Un fenómeno curioso alrededor de la elección del 2 de junio fue la falta de celebración por parte de los ganadores. Aunque el triunfo de Sheinbaum era muy probable, muchos esperaban una elección cerrada, de forma que cuando los resultados mostraron un triunfo 2 a 1 sobre la candidata de oposición, uno hubiera esperado una gran celebración.
No fue así. La sensación más evidente parecía ser la estupefacción, la sorpresa, la desolación, obviamente por parte de los derrotados. Del lado triunfador no se vio nada. Quienes celebraron fueron los que terminaron en tercer lugar.
Parecería que la sensación entre quienes votaron por la opción ganadora no fue de felicidad, sino de resignación. Muchos querían ganar, porque se habían convencido de que su pensión o su beca estaba en riesgo. No aspiraban a algo más, sino que querían evitar algo menos. Otros aparentemente elegían el mal menor, y eso nunca mueve a festejo.
Es posible que ya muchos estuvieran percibiendo que la sensación de bienestar de los últimos meses no era tan sólida, porque el indicador de confianza del consumidor cayó un poco en el mes de mayo. Por su parte, la confianza de los empresarios, aunque alta comparado con el resto del sexenio, ya tenía tendencia negativa desde un año antes, con la salvedad de las manufacturas. En junio, cayeron todos los indicadores empresariales.

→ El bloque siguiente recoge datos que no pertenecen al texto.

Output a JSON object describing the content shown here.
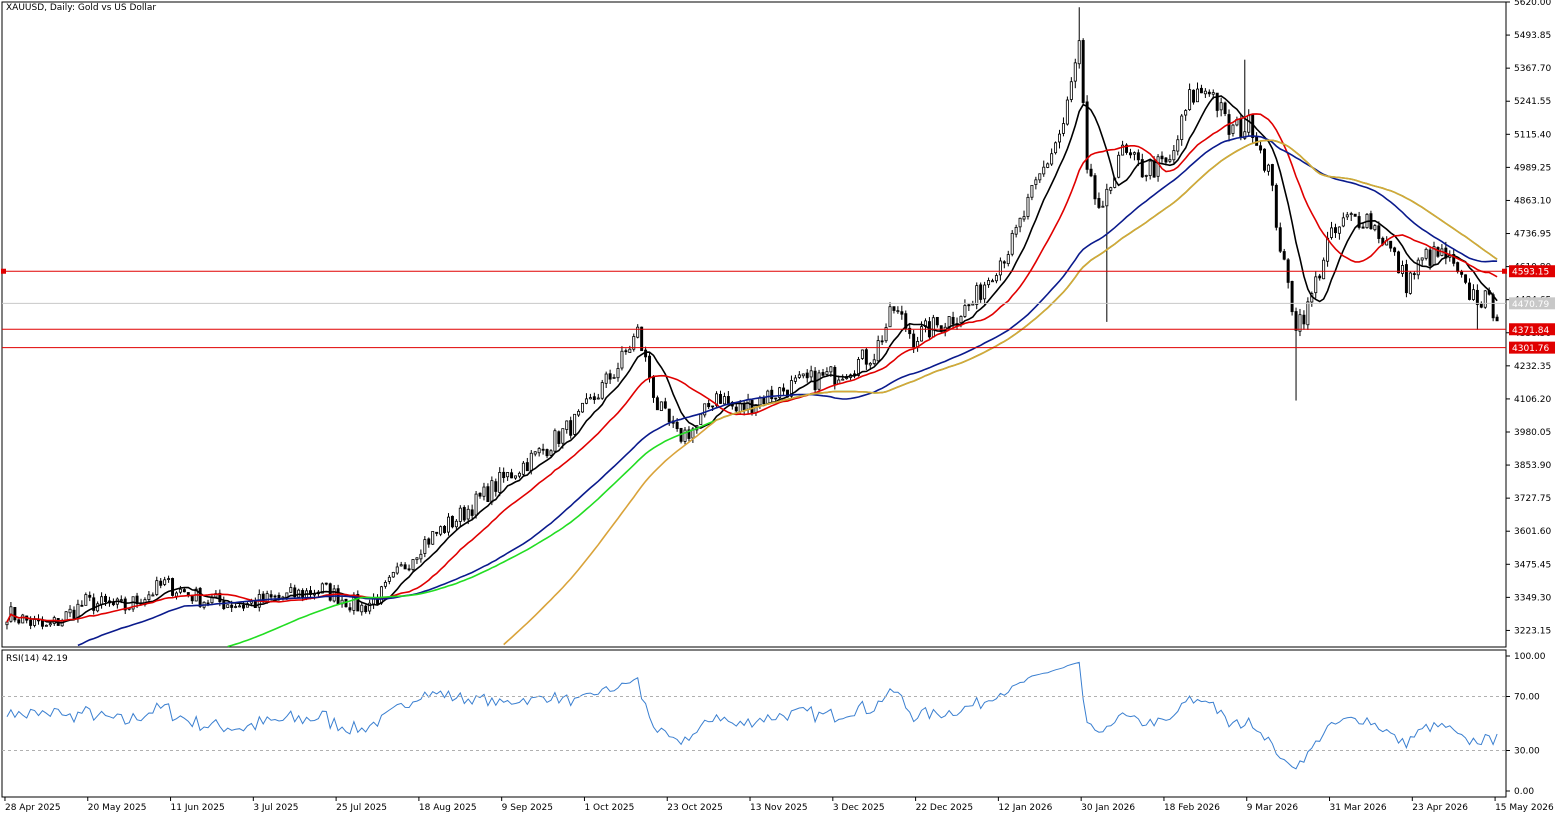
{
  "title": "XAUUSD, Daily:  Gold vs US Dollar",
  "colors": {
    "up_candle": "#000000",
    "down_candle": "#000000",
    "ma_black": "#000000",
    "ma_red": "#e00000",
    "ma_navy": "#0a1a8c",
    "ma_green": "#22dd22",
    "ma_gold": "#d9a33a",
    "hline": "#e00000",
    "rsi_line": "#3a7fd0",
    "rsi_level": "#b0b0b0",
    "grid_axis": "#000000"
  },
  "chart_data": [
    {
      "type": "candlestick",
      "symbol": "XAUUSD",
      "timeframe": "Daily",
      "title": "XAUUSD, Daily:  Gold vs US Dollar",
      "y_ticks": [
        "5620.00",
        "5493.85",
        "5367.70",
        "5241.55",
        "5115.40",
        "4989.25",
        "4863.10",
        "4736.95",
        "4610.80",
        "4484.65",
        "4358.50",
        "4232.35",
        "4106.20",
        "3980.05",
        "3853.90",
        "3727.75",
        "3601.60",
        "3475.45",
        "3349.30",
        "3223.15"
      ],
      "ylim": [
        3160,
        5620
      ],
      "x_ticks": [
        "28 Apr 2025",
        "20 May 2025",
        "11 Jun 2025",
        "3 Jul 2025",
        "25 Jul 2025",
        "18 Aug 2025",
        "9 Sep 2025",
        "1 Oct 2025",
        "23 Oct 2025",
        "13 Nov 2025",
        "3 Dec 2025",
        "22 Dec 2025",
        "12 Jan 2026",
        "30 Jan 2026",
        "18 Feb 2026",
        "9 Mar 2026",
        "31 Mar 2026",
        "23 Apr 2026",
        "15 May 2026"
      ],
      "anchors": [
        [
          0,
          3290
        ],
        [
          10,
          3230
        ],
        [
          20,
          3330
        ],
        [
          30,
          3310
        ],
        [
          40,
          3400
        ],
        [
          50,
          3340
        ],
        [
          60,
          3320
        ],
        [
          70,
          3350
        ],
        [
          80,
          3380
        ],
        [
          90,
          3310
        ],
        [
          95,
          3360
        ],
        [
          105,
          3550
        ],
        [
          115,
          3660
        ],
        [
          125,
          3790
        ],
        [
          135,
          3900
        ],
        [
          145,
          4030
        ],
        [
          155,
          4230
        ],
        [
          160,
          4360
        ],
        [
          165,
          4080
        ],
        [
          170,
          3960
        ],
        [
          175,
          4000
        ],
        [
          180,
          4130
        ],
        [
          185,
          4060
        ],
        [
          190,
          4100
        ],
        [
          200,
          4160
        ],
        [
          210,
          4200
        ],
        [
          220,
          4280
        ],
        [
          225,
          4450
        ],
        [
          230,
          4340
        ],
        [
          240,
          4420
        ],
        [
          245,
          4470
        ],
        [
          250,
          4600
        ],
        [
          255,
          4700
        ],
        [
          262,
          4950
        ],
        [
          268,
          5150
        ],
        [
          272,
          5450
        ],
        [
          274,
          4950
        ],
        [
          278,
          4800
        ],
        [
          282,
          5050
        ],
        [
          288,
          4980
        ],
        [
          295,
          5000
        ],
        [
          300,
          5250
        ],
        [
          305,
          5300
        ],
        [
          310,
          5130
        ],
        [
          316,
          5150
        ],
        [
          320,
          4980
        ],
        [
          324,
          4600
        ],
        [
          327,
          4400
        ],
        [
          330,
          4450
        ],
        [
          335,
          4700
        ],
        [
          340,
          4790
        ],
        [
          345,
          4800
        ],
        [
          350,
          4700
        ],
        [
          355,
          4550
        ],
        [
          360,
          4650
        ],
        [
          365,
          4650
        ],
        [
          370,
          4520
        ],
        [
          375,
          4480
        ],
        [
          378,
          4440
        ]
      ],
      "wick_spikes": [
        [
          272,
          5600
        ],
        [
          279,
          4400
        ],
        [
          314,
          5400
        ],
        [
          327,
          4100
        ],
        [
          373,
          4370
        ]
      ],
      "moving_averages": [
        {
          "color": "black",
          "period": 9
        },
        {
          "color": "red",
          "period": 21
        },
        {
          "color": "navy",
          "period": 50
        },
        {
          "color": "green",
          "period": 100
        },
        {
          "color": "gold",
          "period": 200
        }
      ],
      "horizontal_lines": [
        {
          "value": 4593.15,
          "label": "4593.15",
          "color": "red"
        },
        {
          "value": 4371.84,
          "label": "4371.84",
          "color": "red"
        },
        {
          "value": 4301.76,
          "label": "4301.76",
          "color": "red"
        }
      ],
      "current_price": {
        "value": 4470.79,
        "label": "4470.79"
      }
    },
    {
      "type": "line",
      "title": "RSI(14) 42.19",
      "series": [
        {
          "name": "RSI(14)",
          "last_value": 42.19
        }
      ],
      "ylim": [
        0,
        100
      ],
      "y_ticks": [
        "100.00",
        "70.00",
        "30.00",
        "0.00"
      ],
      "levels": [
        70,
        30
      ]
    }
  ],
  "labels": {
    "rsi_title": "RSI(14) 42.19",
    "price_label_4593": "4593.15",
    "price_label_4371": "4371.84",
    "price_label_4301": "4301.76",
    "price_label_current": "4470.79"
  }
}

Los defensores del oficialismo insisten en que su triunfo se debe a una mejoría general en el bienestar, pero eso no me parece tan claro. Sin duda hubo más dinero en dádivas, financiado en parte con la destrucción de los servicios públicos, como salud o educación, y en parte con endeudamiento. Pero eso no significa que los mexicanos vivan mejor, sino que viven engañados. Es el populismo económico que tanto daño nos hizo en tiempos de Echeverría y López Portillo, hace medio siglo.
Parte de esos mayores ingresos de la población no vinieron de ahí, sino de remesas y del mercado laboral. Las primeras, como sabemos, crecieron de manera espectacular a partir de la pandemia; en el segundo, los constantes aumentos del salario mínimo han sido benéficos para quienes ya tienen empleo, aunque éste crece cada vez menos. El efecto de las tres fuentes: dádivas, remesas y salarios, se reflejó en una mayor actividad en la informalidad, también elevando ingresos.
Ahora lo importante es si esas tres fuentes son permanentes, o si se trató de una burbuja. Las remesas no están bajo control del gobierno, y su dinámica ha sido general: no nada más crecieron las que vienen a México. Su ritmo, sin embargo, se ha reducido a últimos meses. Las dádivas sí son un problema, porque financiarlas ha exigido destruir la provisión de servicios públicos y el incremento del déficit, en contra de lo que dice la ley. Lo más importante, me parece, es el mercado laboral.
El incremento al salario mínimo, a partir del nivel que tenía en 2016, sin duda era una buena idea. En la época que se discutía, mi sugerencia era duplicarlo, porque prácticamente nadie ganaba menos de los dos mínimos de entonces. En términos reales, esa duplicación ocurrió en 2023. Para no causar problemas en la estructura de las empresas, convenía que los incrementos de ese año y del actual fuesen cercanos a la inflación, pero no fue así. En consecuencia, ya estamos en el terreno en el que los incrementos al mínimo pueden ser un problema. Más cuando se recuerda que el boquete de 2020 lo tuvieron que enfrentar las empresas sin apoyo alguno.
Seguramente usted ya ha visto que la actividad económica se enfría, y las estimaciones para este año y el próximo son cada vez menos optimistas. Veremos cómo se desinfla la burbuja, aunque ya sea tarde.